As a part of its annual forecast for housing, Trulia commissioned Harris Poll to conduct a survey in November of about 2,000 Americans concerning their hopes and fears on housing. The survey indicated that the American Dream of home ownership is alive and well and continues its resurgence since the economic downturn.  The blog states that the percentage of Americans who dream of owning a home is up 1 point to 75% and up 2 points among millennials to 80%. But 22% of Americans believe it will be harder to get a mortgage in 2016.

Hesitant households in the title of the article is a reference to the obstacles consumers perceive to buying a home:  down payments, credit history, qualifying for a mortgage and increasing home prices are the top four.

Costly coasts are the expensive metro markets in the West and Northeast. Trulia is expecting those markets to cool because affordability has decreased, homes are staying on the market longer, and saving for a down payment is taking decades. In addition, consumers in those markets are pessimistic about housing.

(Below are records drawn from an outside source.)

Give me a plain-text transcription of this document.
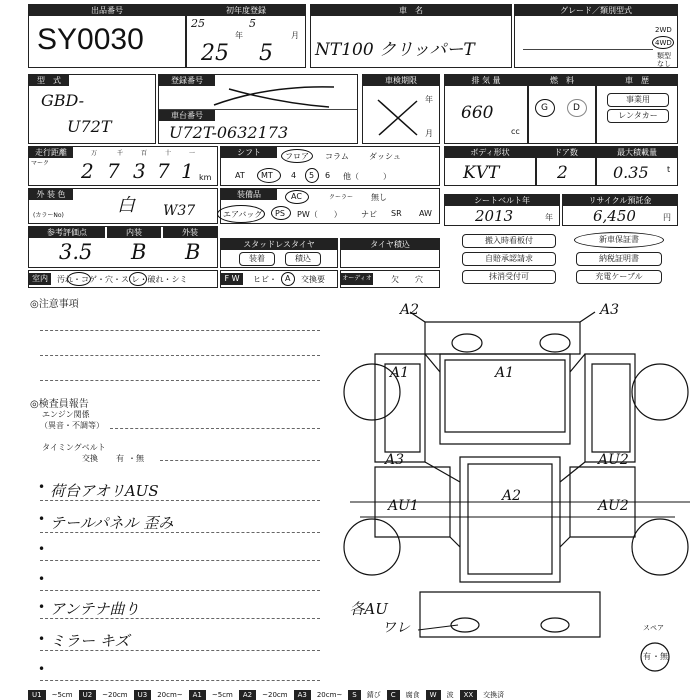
出品番号
SY0030
初年度登録
25
年
5
月
25 5
車　名
NT100 クリッパーT
グレード／類別型式
2WD
4WD
類型
なし
型　式
GBD-
U72T
登録番号
車台番号
U72T-0632173
車検期限
年
月
排 気 量
660
cc
燃　料
G	D
車　歴
事業用
レンタカー
走行距離
マーク
万	千	百	十	一
2 7 3 7 1 km
シフト	フロア コラム	ダッシュ
AT MT 4 5 6 他（　　　）
ボディ形状
KVT
ドア数
2
最大積載量
0.35 t
外 装 色
白
(カラーNo)	W37
装備品	AC	クーラー 無し
エアバッグ PS PW（　　） ナビ SR AW
シートベルト年
2013	年
リサイクル預託金
6,450	円
参考評価点	内装	外装
3.5 B B	スタッドレスタイヤ
装着	積込
タイヤ積込	搬入時看板付
自賠承認請求
抹消受付可
新車保証書
納税証明書
充電ケーブル
室内	汚れ・コゲ・穴・ス レ・破れ・シミ	F W	ヒビ・ A 交換要	オーディオ 欠 穴
◎注意事項
◎検査員報告
エンジン関係
（異音・不調等）
タイミングベルト
交換 有 ・ 無
• 荷台アオリAUS
• テールパネル 歪み
•
•
• アンテナ曲り　　　　　　　　　　　　　　各AU
• ミラー キズ
•
A2	A3
A1	A1
A3	AU2
AU1
A2
AU2
ワレ	スペア
有 ・ 無
U1	~5cm	U2	~20cm	U3	20cm~	A1	~5cm	A2	~20cm	A3	20cm~	S	錆び	C	腐食	W	波	XX	交換済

The good news for us in The Palmetto State is that we are located in the so-called bargain belt, the highly affordable markets in the Midwest and South, where the survey shows consumers are upbeat about housing and where Trulia is expecting growth housing.

Trulia also identifies ten markets with the strongest potential for growth in 2016, and two of them are ours:

  1. Grand Rapids, Wyoming
  2. Charleston, South Carolina
  3. Austin, Texas
  4. Baton Rouge, Louisiana
  5. San Antonio, Texas
  6. Colorado Springs, Colorado
  7. Columbia, South Carolina
  8. Riverside-San Bernardino, California
  9. Las Vegas, Nevada
  10. Tacoma, Washington

Everyone paying attention is aware that the Federal Reserve has expressed a commitment to raising interest rates either by the end of the year or early in 2016, and we have seen the stock market respond each time Janet Yellen speaks on this topic. But if this projection and others that indicate the market in South Carolina will be strong in 2016 are correct, we should expect a strong 2016. Perhaps by the end of the first quarter, we will begin to feel the worst of the TRID transition is behind us, and we will be ready to embrace the growth we are anticipating.  Let’s all look forward to the ride!